Drawings in Glass and Steel

When I was asked to produce a quilt for a large atrium in 2000, I hesitated because I knew that any textile would be vulnerable to direct sunlight. As a result I resolved to make a drawing in steel. The result was “Cradle.” The experience of working with the process and the medium led me to revisit earlier wall drawings that I had made, and to recreate some of them in steel. I was pleased by the way these works occupy a space that is both drawing and sculpture, and by the way that steel gives weight to the casual sweep of the drawings. more

I began to use sand-blasted glass as a way to translate the translucency of vellum into a more permanent and durable medium. In “Phases of the Moon,” rounded sand-blasted shapes equivocate between stones and clouds, and, in the installation “Bloom,” between stones and breath on a pane of glass.
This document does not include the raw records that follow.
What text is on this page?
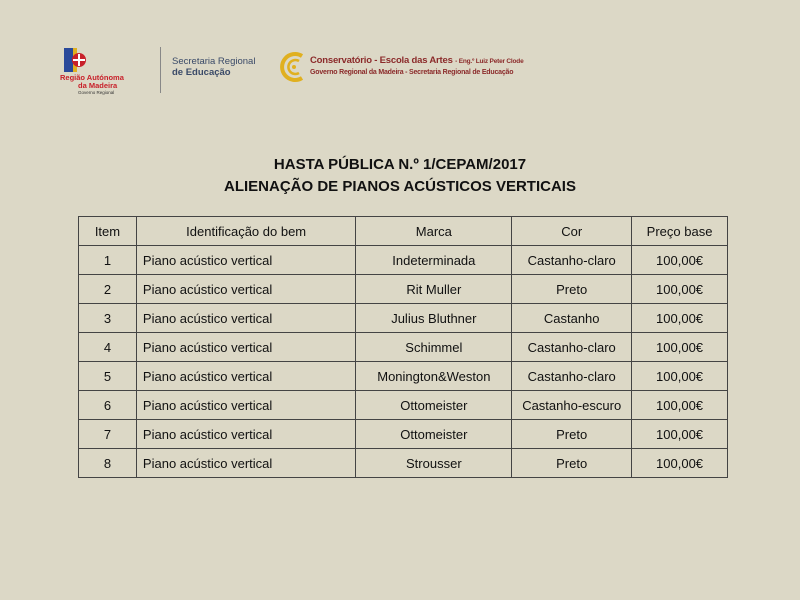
Região Autónoma
da Madeira
Governo Regional
Secretaria Regional
de Educação
Conservatório - Escola das Artes - Eng.º Luiz Peter Clode
Governo Regional da Madeira - Secretaria Regional de Educação
HASTA PÚBLICA N.º 1/CEPAM/2017
ALIENAÇÃO DE PIANOS ACÚSTICOS VERTICAIS
Item	Identificação do bem	Marca	Cor	Preço base
1	Piano acústico vertical	Indeterminada	Castanho-claro	100,00€
2	Piano acústico vertical	Rit Muller	Preto	100,00€
3	Piano acústico vertical	Julius Bluthner	Castanho	100,00€
4	Piano acústico vertical	Schimmel	Castanho-claro	100,00€
5	Piano acústico vertical	Monington&Weston	Castanho-claro	100,00€
6	Piano acústico vertical	Ottomeister	Castanho-escuro	100,00€
7	Piano acústico vertical	Ottomeister	Preto	100,00€
8	Piano acústico vertical	Strousser	Preto	100,00€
BLOOM (Artist’s Statement for the exhibition Celan at Dazibao Gallery, 2004)

Though I read poems by Paul Celan using my mind, I understand them through my body. Celan reminds us that language, words, are real, like objects. In his poetry, as biographer John Felstiner writes ‘the words themselves act and suffer.’ They undo each other. Words unfold only to fold back in on themselves. Celan himself described the trajectory of his career as ‘going to silence.’

My work, entitled “Bloom,” is an installation. Into one wall are engraved words and parts of phrases, all from Celan’s poems. The other part consists of ledges arrayed over the surface of two walls, each with a 16” x 16” pane of glass resting on the ledge. On each pane is etched a sandblasted rounded shape. Each shape represents a stone. The stone is made apparent as much by the shadows it casts as by the glass itself. The shapes provide evidence of speech, blocked or buried, like a poem in a bottle. Like a stone in the throat. The word-stones float. They blossom.

It’s time the stone consented to bloom.